While with the Marlins; Thompson was selected as organizational Pitcher of the Month, Player of the Week, and he represented his club as a member of the South Atlantic League All-Star Team.

===Washington Nationals===
The Washington Nationals acquired Thompson at the 2009 trade deadline in exchange for first baseman Nick Johnson. He spent most of his time with the club's Double–A affiliate, the Harrisburg Senators, as a starter.

===Pittsburgh Pirates===
The Pittsburgh Pirates claimed Thompson off waivers from the Nationals on December 24, 2010.

On August 24, 2011, Thompson made his major league debut for the Pirates at PNC Park. During the game, he pitched 4 1/3 scoreless innings, before being relieved in the 2-0 shutout over the Milwaukee Brewers.

He was sent outright to Triple-A Indianapolis Indians on November 1, he elected free agency the next day.

Following the 2011 season, Thompson played winter ball for the Toros del Este of the LIDOM.

===Minnesota Twins===
Thompson signed a minor league contract with the Minnesota Twins on December 15, 2011. Between 2012 and 2013, he pitched almost exclusively out of the bullpen, totaling 64 appearances. He also played the first half of the 2013 winter ball season with the Aragua Tigres of the LVBP and was named "Setup del Ano" for the league that season.

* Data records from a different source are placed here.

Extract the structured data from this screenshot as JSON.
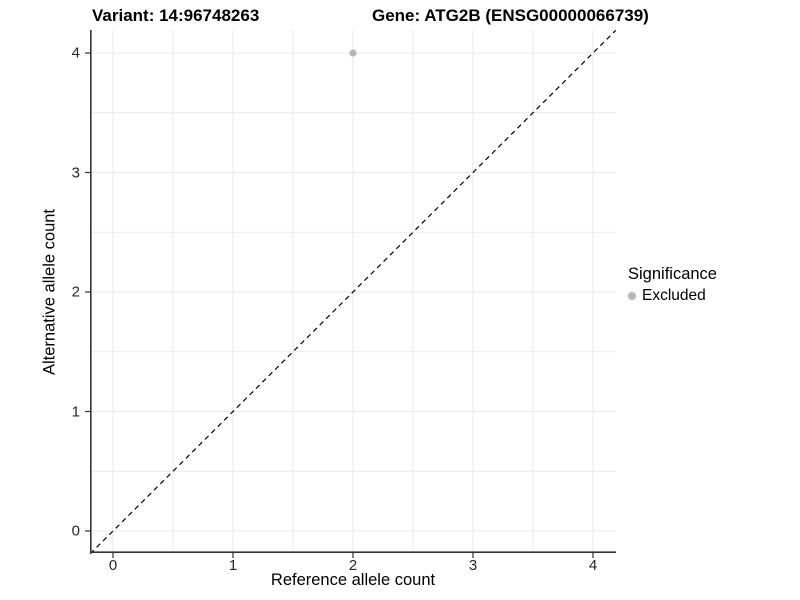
{
  "chart_data": {
    "type": "scatter",
    "title_left": "Variant: 14:96748263",
    "title_right": "Gene: ATG2B (ENSG00000066739)",
    "xlabel": "Reference allele count",
    "ylabel": "Alternative allele count",
    "xlim": [
      -0.19,
      4.19
    ],
    "ylim": [
      -0.19,
      4.19
    ],
    "x_ticks": [
      0,
      1,
      2,
      3,
      4
    ],
    "y_ticks": [
      0,
      1,
      2,
      3,
      4
    ],
    "minor_grid_step": 0.5,
    "grid": true,
    "series": [
      {
        "name": "Excluded",
        "color": "#b5b5b5",
        "points": [
          [
            2,
            4
          ]
        ]
      }
    ],
    "reference_line": {
      "kind": "identity",
      "dash": "dashed",
      "color": "#000000"
    },
    "legend": {
      "title": "Significance",
      "position": "right",
      "items": [
        {
          "label": "Excluded",
          "color": "#b5b5b5"
        }
      ]
    },
    "colors": {
      "background": "#ffffff",
      "grid": "#e9e9e9",
      "axis": "#333333",
      "tick_text": "#262626"
    }
  }
}
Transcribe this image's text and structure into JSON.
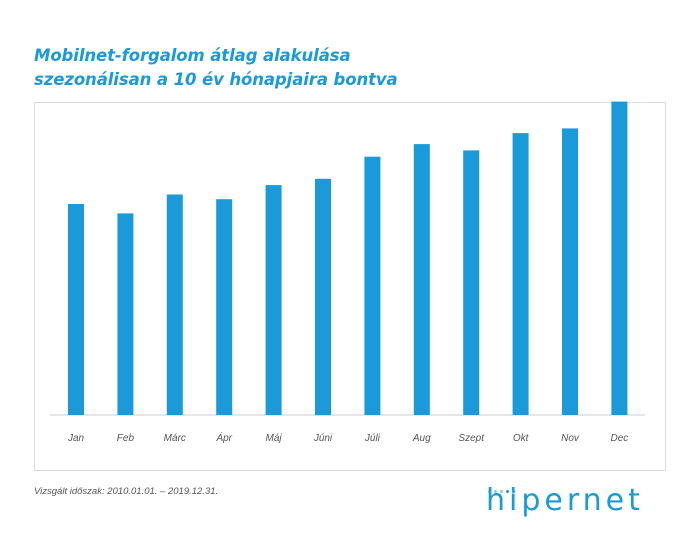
{
  "title": {
    "line1": "Mobilnet-forgalom átlag alakulása",
    "line2": "szezonálisan a 10 év hónapjaira bontva"
  },
  "footnote": "Vizsgált időszak: 2010.01.01. – 2019.12.31.",
  "brand": {
    "name": "hipernet"
  },
  "colors": {
    "accent": "#1a9ad9",
    "axis": "#cccccc",
    "label": "#555555"
  },
  "chart_data": {
    "type": "bar",
    "categories": [
      "Jan",
      "Feb",
      "Márc",
      "Ápr",
      "Máj",
      "Júni",
      "Júli",
      "Aug",
      "Szept",
      "Okt",
      "Nov",
      "Dec"
    ],
    "values": [
      67,
      64,
      70,
      68.5,
      73,
      75,
      82,
      86,
      84,
      89.5,
      91,
      99.5
    ],
    "ylim": [
      0,
      100
    ],
    "title": "",
    "xlabel": "",
    "ylabel": "",
    "grid": false,
    "legend": "none"
  }
}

On August 30, 2014, Thompson was called up and added to the Twins roster. He pitched in seven games as a reliever, getting six strikeouts and posting an ERA of 2.45.

In 2015, Thompson joined the Twins' bullpen and pitched primarily in a middle-relief role, contributing largely to the team's first-half success. Upon the return of Ervin Santana from steroid suspension, Thompson was demoted to the Triple–A Rochester Red Wings, where he finished the season. Over the following winter he would travel to play for the Canberra Cavalry of the Australian Baseball League. He was later released from the Twins at the end of the following spring training on April 11, 2016.

===Sugar Land Skeeters===
Thompson signed with the Sugar Land Skeeters Of The Atlantic League of Professional Baseball following his release from the Twins. In 25 games (22 starts) for the Skeeters, he registered a 9–5 record and 3.98 ERA with 102 strikeouts across 133 1/3 innings pitched. Thompson became a free agent following the 2016 season.

===Tomateros De Culiacán===
Thompson pitched for Tomateros de Culiacán in the Mexican Pacific League in 2017.

Thompson retired from professional baseball in February 2017.